SCN Legacy Society
The Sisters of Charity of Nazareth have been blessed to have received financial support from many who, with deep faith, have chosen as their legacy to share in the SCN mission through their estate planning.
It is through this bond in faith that tireless efforts are being made around the world in Belize, Botswana, India, Nepal, and here in the United States on behalf of those persons who find themselves marginalized and victimized by poverty and social injustices. We are surrounded by so many who are in need. Consider for a moment the following listing of the assets you might use to make charitable gifts as part of your estate plan.
A bequest in your will: You may choose to leave a specific amount to the Sisters of Charity of Nazareth, or name the SCNs as a beneficiary to receive a percentage of your residual estate, once all specific amounts have been paid.
Gift of life insurance: A gift of life insurance can provide a significant charitable deduction.
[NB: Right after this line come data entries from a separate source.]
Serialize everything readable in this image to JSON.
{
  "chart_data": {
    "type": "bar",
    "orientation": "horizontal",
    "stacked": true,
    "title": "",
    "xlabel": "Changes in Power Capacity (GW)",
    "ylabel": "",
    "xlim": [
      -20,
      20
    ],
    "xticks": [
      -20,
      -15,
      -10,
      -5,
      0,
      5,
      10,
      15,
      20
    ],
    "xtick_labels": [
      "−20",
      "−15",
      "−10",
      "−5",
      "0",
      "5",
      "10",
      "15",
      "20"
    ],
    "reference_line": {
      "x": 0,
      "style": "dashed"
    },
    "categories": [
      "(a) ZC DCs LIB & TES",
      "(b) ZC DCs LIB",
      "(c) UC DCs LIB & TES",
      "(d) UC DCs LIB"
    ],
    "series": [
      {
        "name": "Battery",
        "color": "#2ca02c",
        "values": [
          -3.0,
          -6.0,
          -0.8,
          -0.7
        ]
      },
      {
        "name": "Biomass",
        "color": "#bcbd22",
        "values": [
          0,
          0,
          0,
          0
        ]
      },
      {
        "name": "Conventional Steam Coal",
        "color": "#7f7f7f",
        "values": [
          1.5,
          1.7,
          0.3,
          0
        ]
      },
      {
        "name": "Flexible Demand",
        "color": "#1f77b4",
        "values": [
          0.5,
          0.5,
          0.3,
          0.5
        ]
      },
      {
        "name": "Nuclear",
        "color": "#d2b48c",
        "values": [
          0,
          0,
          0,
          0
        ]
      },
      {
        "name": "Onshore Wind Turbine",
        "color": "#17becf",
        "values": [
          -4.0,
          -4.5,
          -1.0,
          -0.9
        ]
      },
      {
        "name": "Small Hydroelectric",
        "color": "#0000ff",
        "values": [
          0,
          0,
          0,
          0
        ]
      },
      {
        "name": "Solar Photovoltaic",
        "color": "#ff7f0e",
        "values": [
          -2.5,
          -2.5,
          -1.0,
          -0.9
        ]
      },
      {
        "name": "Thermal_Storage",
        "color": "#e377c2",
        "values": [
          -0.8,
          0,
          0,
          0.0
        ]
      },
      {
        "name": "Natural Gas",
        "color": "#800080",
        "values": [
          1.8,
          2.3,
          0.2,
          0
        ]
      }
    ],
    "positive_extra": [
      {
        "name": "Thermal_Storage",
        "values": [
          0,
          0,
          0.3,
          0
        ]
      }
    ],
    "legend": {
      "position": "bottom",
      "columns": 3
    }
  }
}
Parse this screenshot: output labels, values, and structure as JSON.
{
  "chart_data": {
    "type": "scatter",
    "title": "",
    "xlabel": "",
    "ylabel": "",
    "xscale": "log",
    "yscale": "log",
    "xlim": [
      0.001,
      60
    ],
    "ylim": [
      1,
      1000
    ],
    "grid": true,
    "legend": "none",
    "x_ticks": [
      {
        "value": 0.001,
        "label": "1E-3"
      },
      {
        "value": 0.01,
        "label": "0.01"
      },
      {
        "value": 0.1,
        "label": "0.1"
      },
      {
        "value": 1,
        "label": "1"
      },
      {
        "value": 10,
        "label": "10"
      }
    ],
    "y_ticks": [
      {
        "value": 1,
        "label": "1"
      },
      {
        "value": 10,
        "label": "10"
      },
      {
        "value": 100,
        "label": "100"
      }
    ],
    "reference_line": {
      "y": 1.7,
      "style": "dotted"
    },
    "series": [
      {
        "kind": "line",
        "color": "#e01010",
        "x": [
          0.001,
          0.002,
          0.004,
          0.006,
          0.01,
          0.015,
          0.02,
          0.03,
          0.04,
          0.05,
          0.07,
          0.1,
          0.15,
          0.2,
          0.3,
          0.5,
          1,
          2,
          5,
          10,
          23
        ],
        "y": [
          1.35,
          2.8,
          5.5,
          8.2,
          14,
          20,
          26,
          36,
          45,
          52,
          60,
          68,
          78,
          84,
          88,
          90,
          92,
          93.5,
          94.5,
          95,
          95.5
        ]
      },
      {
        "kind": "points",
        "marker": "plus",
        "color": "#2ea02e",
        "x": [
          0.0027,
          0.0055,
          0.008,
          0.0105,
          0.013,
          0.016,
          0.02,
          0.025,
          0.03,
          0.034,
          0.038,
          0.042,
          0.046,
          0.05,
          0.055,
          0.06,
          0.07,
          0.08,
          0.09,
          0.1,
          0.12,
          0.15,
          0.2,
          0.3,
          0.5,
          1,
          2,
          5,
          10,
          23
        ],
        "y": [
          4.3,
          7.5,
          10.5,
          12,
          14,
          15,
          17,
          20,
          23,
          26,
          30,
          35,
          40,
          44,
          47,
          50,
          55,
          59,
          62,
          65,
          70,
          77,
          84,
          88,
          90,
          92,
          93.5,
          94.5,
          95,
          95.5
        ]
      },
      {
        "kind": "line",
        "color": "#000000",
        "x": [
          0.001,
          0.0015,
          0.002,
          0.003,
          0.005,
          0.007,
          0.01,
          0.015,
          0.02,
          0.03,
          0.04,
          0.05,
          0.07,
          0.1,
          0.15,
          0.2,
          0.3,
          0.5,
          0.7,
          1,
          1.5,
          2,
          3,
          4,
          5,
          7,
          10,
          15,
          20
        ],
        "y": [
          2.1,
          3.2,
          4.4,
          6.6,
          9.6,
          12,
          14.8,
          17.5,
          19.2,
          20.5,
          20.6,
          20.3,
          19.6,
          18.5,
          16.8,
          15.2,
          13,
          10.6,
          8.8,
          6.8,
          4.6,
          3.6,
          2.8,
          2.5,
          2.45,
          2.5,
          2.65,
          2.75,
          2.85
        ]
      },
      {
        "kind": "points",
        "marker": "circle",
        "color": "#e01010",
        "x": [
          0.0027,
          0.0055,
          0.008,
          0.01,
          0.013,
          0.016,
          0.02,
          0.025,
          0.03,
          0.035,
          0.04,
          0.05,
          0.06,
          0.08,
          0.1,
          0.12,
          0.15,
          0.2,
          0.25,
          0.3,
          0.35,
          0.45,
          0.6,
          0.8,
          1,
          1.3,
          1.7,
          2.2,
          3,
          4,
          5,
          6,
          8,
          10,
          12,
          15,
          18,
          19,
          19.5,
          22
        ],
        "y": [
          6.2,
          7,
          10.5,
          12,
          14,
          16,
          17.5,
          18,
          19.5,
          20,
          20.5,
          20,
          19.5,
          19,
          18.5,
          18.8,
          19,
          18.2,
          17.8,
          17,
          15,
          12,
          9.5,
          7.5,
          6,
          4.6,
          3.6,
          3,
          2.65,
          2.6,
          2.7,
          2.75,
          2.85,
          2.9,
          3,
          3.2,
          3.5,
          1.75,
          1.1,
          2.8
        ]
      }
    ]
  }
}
This deduction can be achieved by purchasing a new policy, or donating a policy that you currently own but no longer need. You may also amend an existing life insurance policy by listing the Sisters of Charity of Nazareth as the named owner and irrevocable beneficiary. Please be sure to check with your insurance agent and accountant for these details.
Gifts of life income: If you own stock which is paying low dividends to you, a "life-income" gift may be an appropriate gift. Establishing a "charitable remainder trust" will provide you with an annual return. This income would be paid to you and/or your loved one for life, after which the assets would be distributed outright to the SCNs. At the time you make this type of gift, you would receive an immediate charitable deduction on your income tax (would carry forward for five years) and capital gain is avoided.
Other Forms of Giving
Gifts of cash: Charitable gifts are most often made in the form of cash and checks. When you itemize, you can deduct such gifts in amounts up to 50 percent of your adjusted gross income per year. When cash gifts exceed 50 percent of your adjusted gross income in any one year, the excess may be carried forward for as many as five (5) years.
Gifts of real estate: Some people make charitable gifts with appreciated property and realize significant tax savings. A residence, vacation home, farm, acreage or vacant lot may have appreciated in value so much that its sale would mean a substantial capital gains tax. By making an outright gift of property instead, you avoid the capital gains tax, and, at the same time, receive a charitable deduction for the full fair market appraised value of the property.
Gifts of stock: If you own stock, it is often a more tax-wise asset to contribute than cash. A gift of stock generally offers a two-fold tax savings advantage. First, you avoid paying any capital gains tax on the increase in value of the stock. Second, you receive an income tax deduction for the full fair market value of the stock at the time of the transfer of the gift. In order to qualify for these significant tax advantages, make sure that you have owned the stock for at least 12 months.